Doktorarbeit
Action prediction in the aging mind
Diersch, N.
MPI series in human cognitive and brain sciences 151
189 pages. Leipzig, Max Planck Institute for Human Cognitive and Brain Sciences (2013)
ISBN 978-3-941504-35-6
Abstract
One of the most essential abilities that enables us to navigate successfully through our social environment and interact with others is the prediction of actions that are performed by other individuals. Based on the widely held assumption of a shared representation between action execution and action observation, the crucial feature for effective prediction is that an observed action is part of the observer’s motor repertoire. This assumption is supported by a vast amount of neuroimaging studies that provide evidence for a remarkable overlap between brain regions recruited during action execution and action observation.
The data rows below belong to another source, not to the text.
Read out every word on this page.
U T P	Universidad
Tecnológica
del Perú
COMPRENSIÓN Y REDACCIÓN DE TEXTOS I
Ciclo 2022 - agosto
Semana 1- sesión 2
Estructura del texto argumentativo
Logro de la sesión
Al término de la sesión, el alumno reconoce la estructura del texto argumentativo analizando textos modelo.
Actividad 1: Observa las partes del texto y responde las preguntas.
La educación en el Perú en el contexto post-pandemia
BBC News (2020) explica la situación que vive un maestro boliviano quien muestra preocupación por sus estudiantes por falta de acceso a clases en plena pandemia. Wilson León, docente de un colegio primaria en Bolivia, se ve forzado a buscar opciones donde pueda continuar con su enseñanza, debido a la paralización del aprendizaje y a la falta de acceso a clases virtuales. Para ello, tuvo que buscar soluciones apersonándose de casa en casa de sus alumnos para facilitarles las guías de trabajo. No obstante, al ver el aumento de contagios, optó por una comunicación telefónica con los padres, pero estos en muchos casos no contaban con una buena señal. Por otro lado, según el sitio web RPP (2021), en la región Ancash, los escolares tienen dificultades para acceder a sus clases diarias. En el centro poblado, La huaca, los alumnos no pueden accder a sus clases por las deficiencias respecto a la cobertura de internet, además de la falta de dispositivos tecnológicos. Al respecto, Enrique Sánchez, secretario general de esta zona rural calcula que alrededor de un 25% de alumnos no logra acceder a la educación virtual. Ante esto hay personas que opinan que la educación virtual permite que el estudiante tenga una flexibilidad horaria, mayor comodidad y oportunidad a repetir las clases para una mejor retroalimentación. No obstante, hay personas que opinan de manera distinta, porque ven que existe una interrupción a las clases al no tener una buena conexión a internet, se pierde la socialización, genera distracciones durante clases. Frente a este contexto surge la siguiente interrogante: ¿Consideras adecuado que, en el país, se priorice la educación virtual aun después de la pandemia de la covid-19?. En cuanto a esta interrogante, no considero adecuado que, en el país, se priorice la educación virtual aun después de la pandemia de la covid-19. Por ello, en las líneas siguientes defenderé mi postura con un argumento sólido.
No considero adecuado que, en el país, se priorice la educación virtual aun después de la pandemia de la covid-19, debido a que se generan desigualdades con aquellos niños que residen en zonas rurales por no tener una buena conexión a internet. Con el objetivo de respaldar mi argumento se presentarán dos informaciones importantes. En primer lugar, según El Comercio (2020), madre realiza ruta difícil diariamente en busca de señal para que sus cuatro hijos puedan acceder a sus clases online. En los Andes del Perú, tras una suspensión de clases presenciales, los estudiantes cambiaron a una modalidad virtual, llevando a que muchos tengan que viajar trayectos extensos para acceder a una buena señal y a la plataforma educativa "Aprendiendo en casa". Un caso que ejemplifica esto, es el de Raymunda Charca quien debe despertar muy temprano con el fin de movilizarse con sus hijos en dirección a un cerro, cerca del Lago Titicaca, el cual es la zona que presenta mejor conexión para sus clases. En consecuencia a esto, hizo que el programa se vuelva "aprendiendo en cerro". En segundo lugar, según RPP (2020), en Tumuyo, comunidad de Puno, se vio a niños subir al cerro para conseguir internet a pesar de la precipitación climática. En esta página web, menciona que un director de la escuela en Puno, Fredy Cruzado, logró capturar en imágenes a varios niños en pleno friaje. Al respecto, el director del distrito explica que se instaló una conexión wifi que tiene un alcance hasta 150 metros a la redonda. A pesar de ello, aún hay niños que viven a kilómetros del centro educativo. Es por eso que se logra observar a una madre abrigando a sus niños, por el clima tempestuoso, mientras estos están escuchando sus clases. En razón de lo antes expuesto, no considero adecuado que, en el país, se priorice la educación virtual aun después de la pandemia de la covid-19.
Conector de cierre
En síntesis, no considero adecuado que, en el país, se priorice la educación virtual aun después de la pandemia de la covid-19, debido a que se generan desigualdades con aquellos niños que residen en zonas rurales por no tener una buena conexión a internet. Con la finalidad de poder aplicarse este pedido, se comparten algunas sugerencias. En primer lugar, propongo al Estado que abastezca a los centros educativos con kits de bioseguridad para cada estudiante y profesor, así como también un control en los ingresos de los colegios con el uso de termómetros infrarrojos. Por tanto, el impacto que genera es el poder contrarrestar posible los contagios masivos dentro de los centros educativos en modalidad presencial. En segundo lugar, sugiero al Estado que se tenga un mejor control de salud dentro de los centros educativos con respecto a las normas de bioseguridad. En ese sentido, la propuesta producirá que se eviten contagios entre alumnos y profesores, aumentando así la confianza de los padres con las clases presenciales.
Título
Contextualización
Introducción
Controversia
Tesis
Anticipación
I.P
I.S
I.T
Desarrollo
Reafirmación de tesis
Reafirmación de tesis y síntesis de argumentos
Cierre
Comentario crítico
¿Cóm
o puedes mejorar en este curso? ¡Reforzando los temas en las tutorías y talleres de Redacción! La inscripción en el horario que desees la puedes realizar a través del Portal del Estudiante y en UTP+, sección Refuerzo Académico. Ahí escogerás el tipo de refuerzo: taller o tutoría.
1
At present, however, it is still poorly understood whether and how predictive abilities and their underlying neural mechanisms change over the lifespan due to age-related changes in the brain and body. Therefore, this dissertation investigated how action prediction changes with advancing age and the observers’ level of sensorimotor experience. In two behavioral experiments, evidence was found that there might be a specific age-related decline in the ability to predict observed actions, possibly based on less precise internal action representations. The results further showed that extensive amounts of sensorimotor experience seem to enable experts to predict actions from their domain of expertise more precisely even in older age. In a follow-up fMRI experiment, age-related changes in neural activation patterns during action prediction were examined. The results showed that this task engages a distributed network in the brain that is modulated by the content of the observed actions and the age and experience of the observer. Compared to younger adults, older adults seemed to create a visual image of the observed actions and evaluated its features instead of effectively exploiting their sensorimotor system. Taken together, this dissertation provides new and important insights into the way older adults predict observed actions, as well as the first evidence demonstrating how aging impacts the neural underpinnings of this process.